The whole edifice of high frequency trading is emitting a bad odor and has for some time.  The more one looks at the practice, the more one suspects that a scandal of biblical proportions lies behind the massive profits generated with statistically impossible regularity.  When one couples this suspicion with the reluctance of the SEC to regulate high frequency trading, one may be pardoned for suspecting foul play on a scale that makes all former financial scandals mere child’s play.

Since high frequency trading accounts for 70% of market volume and 70% of the profits of Wall Street investment banks, it follows that a scandal involving high frequency trading would shake the very foundations of our financial system.  Main Street ’s confidence in Wall Street is at an all-time low.  Americans believe the market is rigged and that big Wall Street investment banks and hedge funds cannot be trusted.  High frequency trading tilts the playing field in favor of Wall Street and the government appears to be protecting the traders at every turn.  If a mega-scandal breaks out in this sour environment, it would be the mother of all scandals.  See investmentwatchblog.com/high-frequency-trading-a-trilogy-of-angst/.
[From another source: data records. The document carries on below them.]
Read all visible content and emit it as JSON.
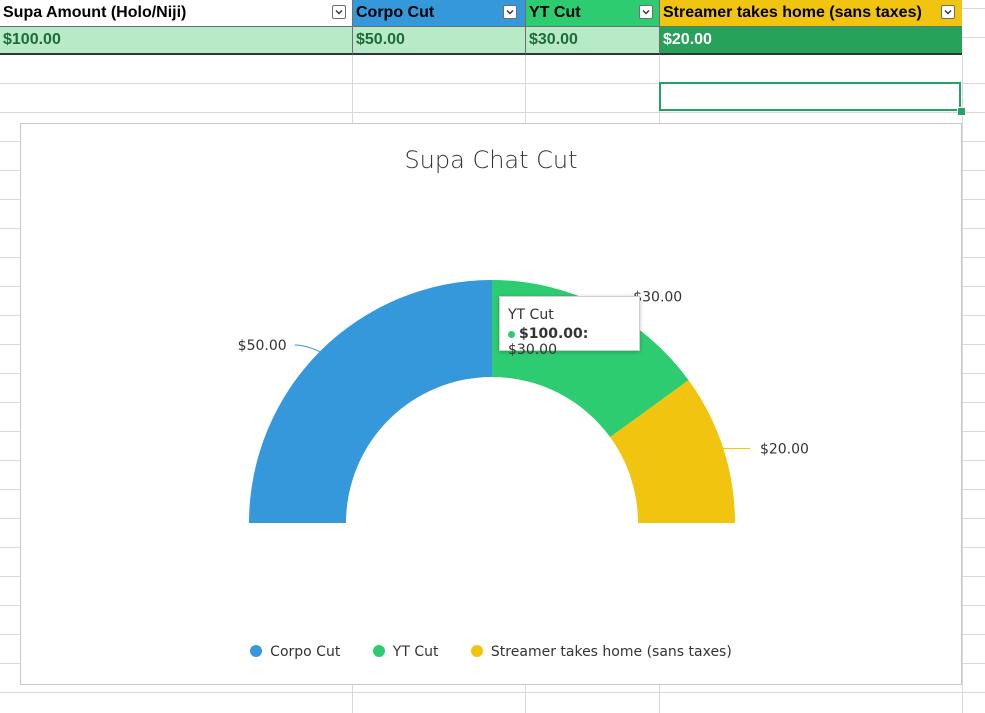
{
  "table": {
    "headers": [
      {
        "label": "Supa Amount (Holo/Niji)",
        "color": "#ffffff"
      },
      {
        "label": "Corpo Cut",
        "color": "#3498db"
      },
      {
        "label": "YT Cut",
        "color": "#2ecc71"
      },
      {
        "label": "Streamer takes home (sans taxes)",
        "color": "#f1c40f"
      }
    ],
    "row": [
      {
        "value": "$100.00",
        "color": "#b7ebc7"
      },
      {
        "value": "$50.00",
        "color": "#b7ebc7"
      },
      {
        "value": "$30.00",
        "color": "#b7ebc7"
      },
      {
        "value": "$20.00",
        "color": "#27a25a"
      }
    ]
  },
  "chart_data": {
    "type": "pie",
    "subtype": "half-donut",
    "title": "Supa Chat Cut",
    "category": "$100.00",
    "slices": [
      {
        "name": "Corpo Cut",
        "value": 50,
        "label": "$50.00",
        "color": "#3498db"
      },
      {
        "name": "YT Cut",
        "value": 30,
        "label": "$30.00",
        "color": "#2ecc71"
      },
      {
        "name": "Streamer takes home (sans taxes)",
        "value": 20,
        "label": "$20.00",
        "color": "#f1c40f"
      }
    ],
    "legend_position": "bottom",
    "tooltip": {
      "title": "YT Cut",
      "label": "$100.00:",
      "value": "$30.00"
    }
  }
}
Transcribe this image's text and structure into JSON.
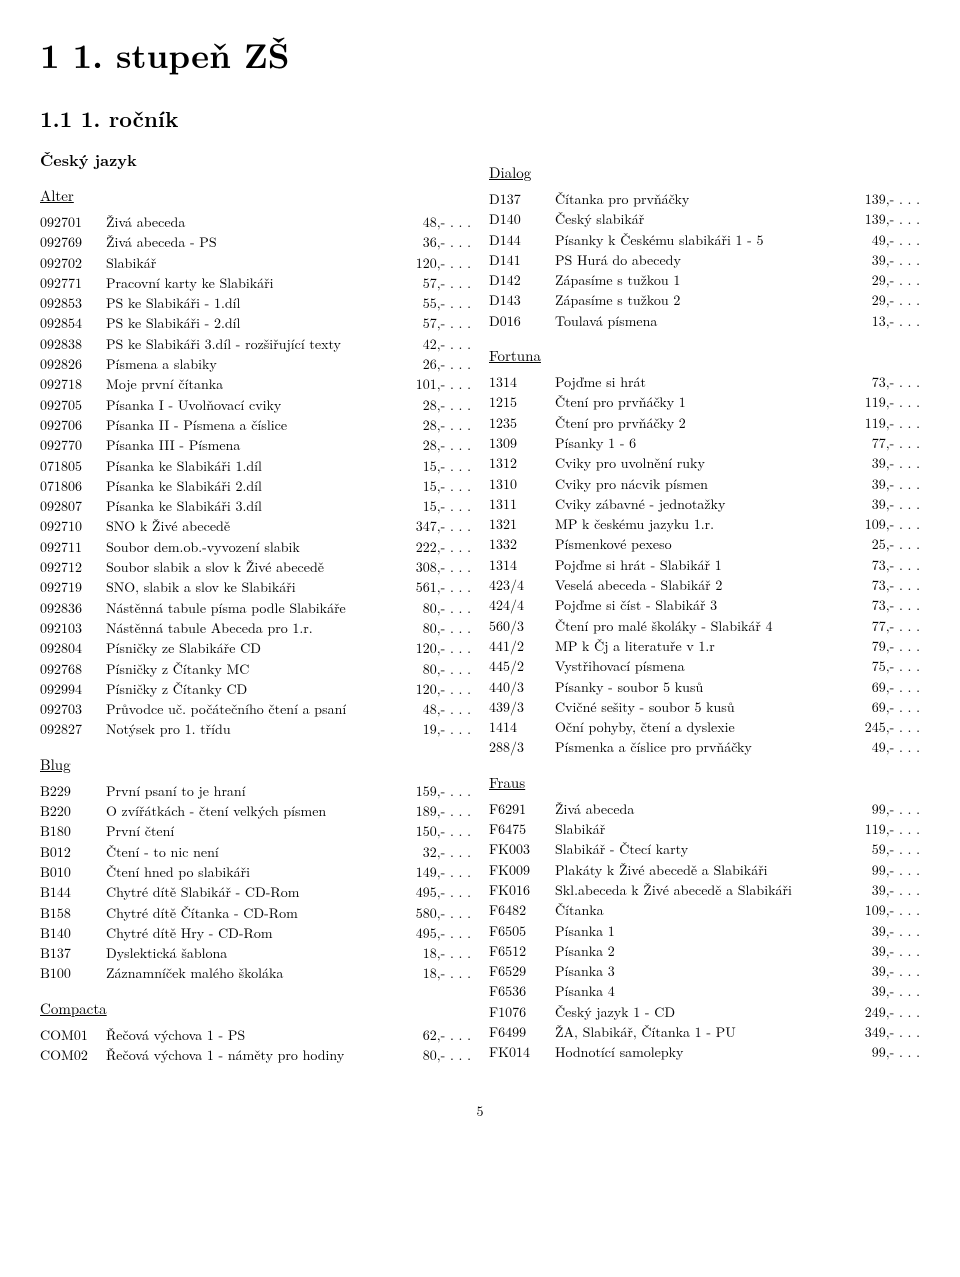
{
  "page_number": "5",
  "chapter_title": "1 1. stupeň ZŠ",
  "section_title": "1.1   1. ročník",
  "subject_heading": "Český jazyk",
  "left_groups": [
    {
      "publisher": "Alter",
      "items": [
        {
          "code": "092701",
          "name": "Živá abeceda",
          "price": "48,- . . ."
        },
        {
          "code": "092769",
          "name": "Živá abeceda - PS",
          "price": "36,- . . ."
        },
        {
          "code": "092702",
          "name": "Slabikář",
          "price": "120,- . . ."
        },
        {
          "code": "092771",
          "name": "Pracovní karty ke Slabikáři",
          "price": "57,- . . ."
        },
        {
          "code": "092853",
          "name": "PS ke Slabikáři - 1.díl",
          "price": "55,- . . ."
        },
        {
          "code": "092854",
          "name": "PS ke Slabikáři - 2.díl",
          "price": "57,- . . ."
        },
        {
          "code": "092838",
          "name": "PS ke Slabikáři 3.díl - rozšiřující texty",
          "price": "42,- . . ."
        },
        {
          "code": "092826",
          "name": "Písmena a slabiky",
          "price": "26,- . . ."
        },
        {
          "code": "092718",
          "name": "Moje první čítanka",
          "price": "101,- . . ."
        },
        {
          "code": "092705",
          "name": "Písanka I - Uvolňovací cviky",
          "price": "28,- . . ."
        },
        {
          "code": "092706",
          "name": "Písanka II - Písmena a číslice",
          "price": "28,- . . ."
        },
        {
          "code": "092770",
          "name": "Písanka III - Písmena",
          "price": "28,- . . ."
        },
        {
          "code": "071805",
          "name": "Písanka ke Slabikáři 1.díl",
          "price": "15,- . . ."
        },
        {
          "code": "071806",
          "name": "Písanka ke Slabikáři 2.díl",
          "price": "15,- . . ."
        },
        {
          "code": "092807",
          "name": "Písanka ke Slabikáři 3.díl",
          "price": "15,- . . ."
        },
        {
          "code": "092710",
          "name": "SNO k Živé abecedě",
          "price": "347,- . . ."
        },
        {
          "code": "092711",
          "name": "Soubor dem.ob.-vyvození slabik",
          "price": "222,- . . ."
        },
        {
          "code": "092712",
          "name": "Soubor slabik a slov k Živé abecedě",
          "price": "308,- . . ."
        },
        {
          "code": "092719",
          "name": "SNO, slabik a slov ke Slabikáři",
          "price": "561,- . . ."
        },
        {
          "code": "092836",
          "name": "Nástěnná tabule písma podle Slabikáře",
          "price": "80,- . . ."
        },
        {
          "code": "092103",
          "name": "Nástěnná tabule Abeceda pro 1.r.",
          "price": "80,- . . ."
        },
        {
          "code": "092804",
          "name": "Písničky ze Slabikáře CD",
          "price": "120,- . . ."
        },
        {
          "code": "092768",
          "name": "Písničky z Čítanky MC",
          "price": "80,- . . ."
        },
        {
          "code": "092994",
          "name": "Písničky z Čítanky CD",
          "price": "120,- . . ."
        },
        {
          "code": "092703",
          "name": "Průvodce uč. počátečního čtení a psaní",
          "price": "48,- . . ."
        },
        {
          "code": "092827",
          "name": "Notýsek pro 1. třídu",
          "price": "19,- . . ."
        }
      ]
    },
    {
      "publisher": "Blug",
      "items": [
        {
          "code": "B229",
          "name": "První psaní to je hraní",
          "price": "159,- . . ."
        },
        {
          "code": "B220",
          "name": "O zvířátkách - čtení velkých písmen",
          "price": "189,- . . ."
        },
        {
          "code": "B180",
          "name": "První čtení",
          "price": "150,- . . ."
        },
        {
          "code": "B012",
          "name": "Čtení - to nic není",
          "price": "32,- . . ."
        },
        {
          "code": "B010",
          "name": "Čtení hned po slabikáři",
          "price": "149,- . . ."
        },
        {
          "code": "B144",
          "name": "Chytré dítě Slabikář - CD-Rom",
          "price": "495,- . . ."
        },
        {
          "code": "B158",
          "name": "Chytré dítě Čítanka - CD-Rom",
          "price": "580,- . . ."
        },
        {
          "code": "B140",
          "name": "Chytré dítě Hry - CD-Rom",
          "price": "495,- . . ."
        },
        {
          "code": "B137",
          "name": "Dyslektická šablona",
          "price": "18,- . . ."
        },
        {
          "code": "B100",
          "name": "Záznamníček malého školáka",
          "price": "18,- . . ."
        }
      ]
    },
    {
      "publisher": "Compacta",
      "items": [
        {
          "code": "COM01",
          "name": "Řečová výchova 1 - PS",
          "price": "62,- . . ."
        },
        {
          "code": "COM02",
          "name": "Řečová výchova 1 - náměty pro hodiny",
          "price": "80,- . . ."
        }
      ]
    }
  ],
  "right_groups": [
    {
      "publisher": "Dialog",
      "items": [
        {
          "code": "D137",
          "name": "Čítanka pro prvňáčky",
          "price": "139,- . . ."
        },
        {
          "code": "D140",
          "name": "Český slabikář",
          "price": "139,- . . ."
        },
        {
          "code": "D144",
          "name": "Písanky k Českému slabikáři 1 - 5",
          "price": "49,- . . ."
        },
        {
          "code": "D141",
          "name": "PS Hurá do abecedy",
          "price": "39,- . . ."
        },
        {
          "code": "D142",
          "name": "Zápasíme s tužkou 1",
          "price": "29,- . . ."
        },
        {
          "code": "D143",
          "name": "Zápasíme s tužkou 2",
          "price": "29,- . . ."
        },
        {
          "code": "D016",
          "name": "Toulavá písmena",
          "price": "13,- . . ."
        }
      ]
    },
    {
      "publisher": "Fortuna",
      "items": [
        {
          "code": "1314",
          "name": "Pojďme si hrát",
          "price": "73,- . . ."
        },
        {
          "code": "1215",
          "name": "Čtení pro prvňáčky 1",
          "price": "119,- . . ."
        },
        {
          "code": "1235",
          "name": "Čtení pro prvňáčky 2",
          "price": "119,- . . ."
        },
        {
          "code": "1309",
          "name": "Písanky 1 - 6",
          "price": "77,- . . ."
        },
        {
          "code": "1312",
          "name": "Cviky pro uvolnění ruky",
          "price": "39,- . . ."
        },
        {
          "code": "1310",
          "name": "Cviky pro nácvik písmen",
          "price": "39,- . . ."
        },
        {
          "code": "1311",
          "name": "Cviky zábavné - jednotažky",
          "price": "39,- . . ."
        },
        {
          "code": "1321",
          "name": "MP k českému jazyku 1.r.",
          "price": "109,- . . ."
        },
        {
          "code": "1332",
          "name": "Písmenkové pexeso",
          "price": "25,- . . ."
        },
        {
          "code": "1314",
          "name": "Pojďme si hrát - Slabikář 1",
          "price": "73,- . . ."
        },
        {
          "code": "423/4",
          "name": "Veselá abeceda - Slabikář 2",
          "price": "73,- . . ."
        },
        {
          "code": "424/4",
          "name": "Pojďme si číst - Slabikář 3",
          "price": "73,- . . ."
        },
        {
          "code": "560/3",
          "name": "Čtení pro malé školáky - Slabikář 4",
          "price": "77,- . . ."
        },
        {
          "code": "441/2",
          "name": "MP k Čj a literatuře v 1.r",
          "price": "79,- . . ."
        },
        {
          "code": "445/2",
          "name": "Vystřihovací písmena",
          "price": "75,- . . ."
        },
        {
          "code": "440/3",
          "name": "Písanky - soubor 5 kusů",
          "price": "69,- . . ."
        },
        {
          "code": "439/3",
          "name": "Cvičné sešity - soubor 5 kusů",
          "price": "69,- . . ."
        },
        {
          "code": "1414",
          "name": "Oční pohyby, čtení a dyslexie",
          "price": "245,- . . ."
        },
        {
          "code": "288/3",
          "name": "Písmenka a číslice pro prvňáčky",
          "price": "49,- . . ."
        }
      ]
    },
    {
      "publisher": "Fraus",
      "items": [
        {
          "code": "F6291",
          "name": "Živá abeceda",
          "price": "99,- . . ."
        },
        {
          "code": "F6475",
          "name": "Slabikář",
          "price": "119,- . . ."
        },
        {
          "code": "FK003",
          "name": "Slabikář - Čtecí karty",
          "price": "59,- . . ."
        },
        {
          "code": "FK009",
          "name": "Plakáty k Živé abecedě a Slabikáři",
          "price": "99,- . . ."
        },
        {
          "code": "FK016",
          "name": "Skl.abeceda k Živé abecedě a Slabikáři",
          "price": "39,- . . ."
        },
        {
          "code": "F6482",
          "name": "Čítanka",
          "price": "109,- . . ."
        },
        {
          "code": "F6505",
          "name": "Písanka 1",
          "price": "39,- . . ."
        },
        {
          "code": "F6512",
          "name": "Písanka 2",
          "price": "39,- . . ."
        },
        {
          "code": "F6529",
          "name": "Písanka 3",
          "price": "39,- . . ."
        },
        {
          "code": "F6536",
          "name": "Písanka 4",
          "price": "39,- . . ."
        },
        {
          "code": "F1076",
          "name": "Český jazyk 1 - CD",
          "price": "249,- . . ."
        },
        {
          "code": "F6499",
          "name": "ŽA, Slabikář, Čítanka 1 - PU",
          "price": "349,- . . ."
        },
        {
          "code": "FK014",
          "name": "Hodnotící samolepky",
          "price": "99,- . . ."
        }
      ]
    }
  ]
}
In fact, high frequency trading has grown so big that the government cannot control it, never mind ban it, without bringing down the entire market.  See investmentwatchblog.com/the-market-is-cornered/.  The tail is wagging the dog.  If high frequency trading is severely curtailed or banned, 70% of market volume would dry up.  Market liquidity would evaporate along with it and so would stock prices.  As frightening as this may be, the alternative is worse.  A perverted and distorted market militates against everything a capitalist system stands for.  It is better to purge the system of the poison than allow it to consume us.  There is a point where things are so corrupt that the system implodes in on itself.  Americans sense we are near a tipping point.  It is never a good idea to take sides against America , whether it is Wall Street or our own government.